New findings from Bank of America reveal a compelling trend: a staggering $104 billion has poured into international developed market stock funds so far this year. This figure significantly eclipses the mere $25 billion channeled into U.S. stock funds, highlighting a distinct pivot in investment strategies. Bank of America analyst Michael Hartnett characterizes this phenomenon as the 'anything but dollar' trade, suggesting investors are actively seeking alternatives to a potentially weakening U.S. dollar and exploring growth avenues in global markets.
Over the past year, international indices, including those in Europe, the Pacific region, and emerging markets, have demonstrably outperformed their U.S. counterparts, such as the S&P 500 and the tech-heavy Nasdaq-100. This superior performance is largely attributed to increasing global demand for commodities and critical technologies powering the artificial intelligence (AI) industry, including rare-earth minerals and semiconductors. Furthermore, shifts in American trade policies and uncertainties surrounding U.S. tariffs may also be contributing factors to this rebalancing of investor interest.
For investors keen to capitalize on this growing trend towards international equities, Exchange-Traded Funds (ETFs) present an accessible and efficient pathway. A prime example is the Vanguard Total International Stock ETF (NASDAQ: VXUS), which offers exposure to an extensive portfolio of 8,691 international stocks across diverse geographies, including Japan, the United Kingdom, China, Canada, and Taiwan. This ETF boasts a remarkably low expense ratio of 0.05%, making it an attractive option for broad international diversification without the complexities of individual stock picking.
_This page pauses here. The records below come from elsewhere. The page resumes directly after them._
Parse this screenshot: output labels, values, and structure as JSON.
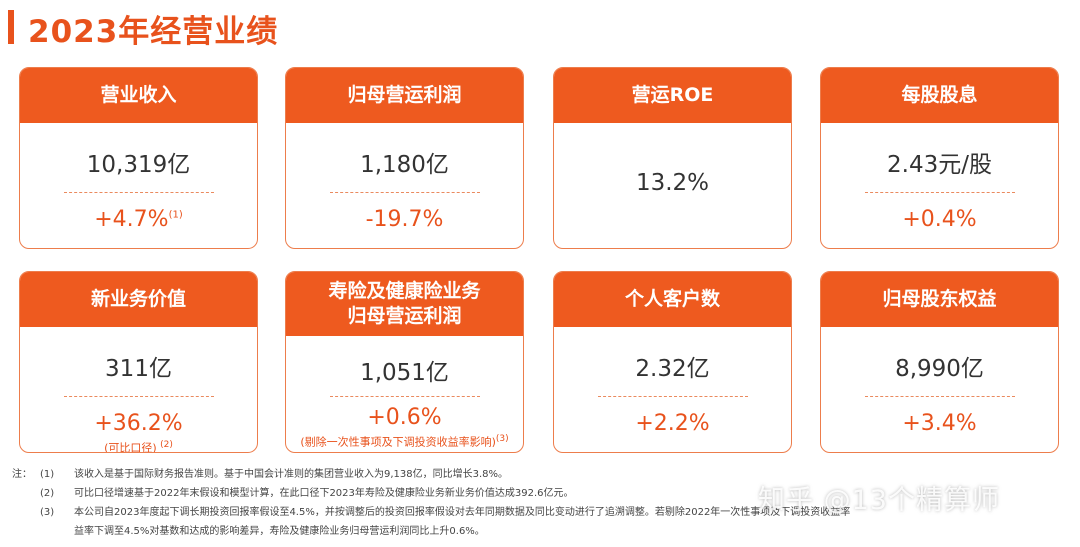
{
  "title": "2023年经营业绩",
  "cards": [
    {
      "label": "营业收入",
      "value": "10,319亿",
      "change": "+4.7%",
      "change_sup": "(1)"
    },
    {
      "label": "归母营运利润",
      "value": "1,180亿",
      "change": "-19.7%"
    },
    {
      "label": "营运ROE",
      "value": "13.2%"
    },
    {
      "label": "每股股息",
      "value": "2.43元/股",
      "change": "+0.4%"
    },
    {
      "label": "新业务价值",
      "value": "311亿",
      "change": "+36.2%",
      "sub": "(可比口径)",
      "sub_sup": "(2)"
    },
    {
      "label_line1": "寿险及健康险业务",
      "label_line2": "归母营运利润",
      "value": "1,051亿",
      "change": "+0.6%",
      "sub": "(剔除一次性事项及下调投资收益率影响)",
      "sub_sup": "(3)"
    },
    {
      "label": "个人客户数",
      "value": "2.32亿",
      "change": "+2.2%"
    },
    {
      "label": "归母股东权益",
      "value": "8,990亿",
      "change": "+3.4%"
    }
  ],
  "notes": {
    "prefix": "注：",
    "items": [
      {
        "num": "(1)",
        "text": "该收入是基于国际财务报告准则。基于中国会计准则的集团营业收入为9,138亿，同比增长3.8%。"
      },
      {
        "num": "(2)",
        "text": "可比口径增速基于2022年末假设和模型计算，在此口径下2023年寿险及健康险业务新业务价值达成392.6亿元。"
      },
      {
        "num": "(3)",
        "text": "本公司自2023年度起下调长期投资回报率假设至4.5%，并按调整后的投资回报率假设对去年同期数据及同比变动进行了追溯调整。若剔除2022年一次性事项及下调投资收益率",
        "cont": "益率下调至4.5%对基数和达成的影响差异，寿险及健康险业务归母营运利润同比上升0.6%。"
      }
    ]
  },
  "watermark": "知乎 @13个精算师"
}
The Vanguard Total International Stock ETF strategically allocates its holdings across various regions, with European stocks constituting 37.9% of the fund, Pacific stocks 26.4%, and Emerging Markets a substantial 26.6%. A smaller portion, 7.8%, is allocated to North America and other global segments, ensuring a well-rounded international footprint. While past performance is not indicative of future results, the ETF has shown robust growth, climbing nearly 12% in the current year (as of March 2026), significantly surpassing the performance of both the S&P 500 and Nasdaq-100.
While the upward trajectory of international stocks is not guaranteed, investing in a diversified international fund like VXUS offers several strategic advantages. It provides a means to hedge against a potentially weaker dollar, diversify away from an over-reliance on AI stocks, and broaden a portfolio's exposure beyond U.S. markets. This approach allows investors to strategically position themselves within the global economy, mitigate risks, and potentially enhance long-term returns by embracing a wider array of investment opportunities.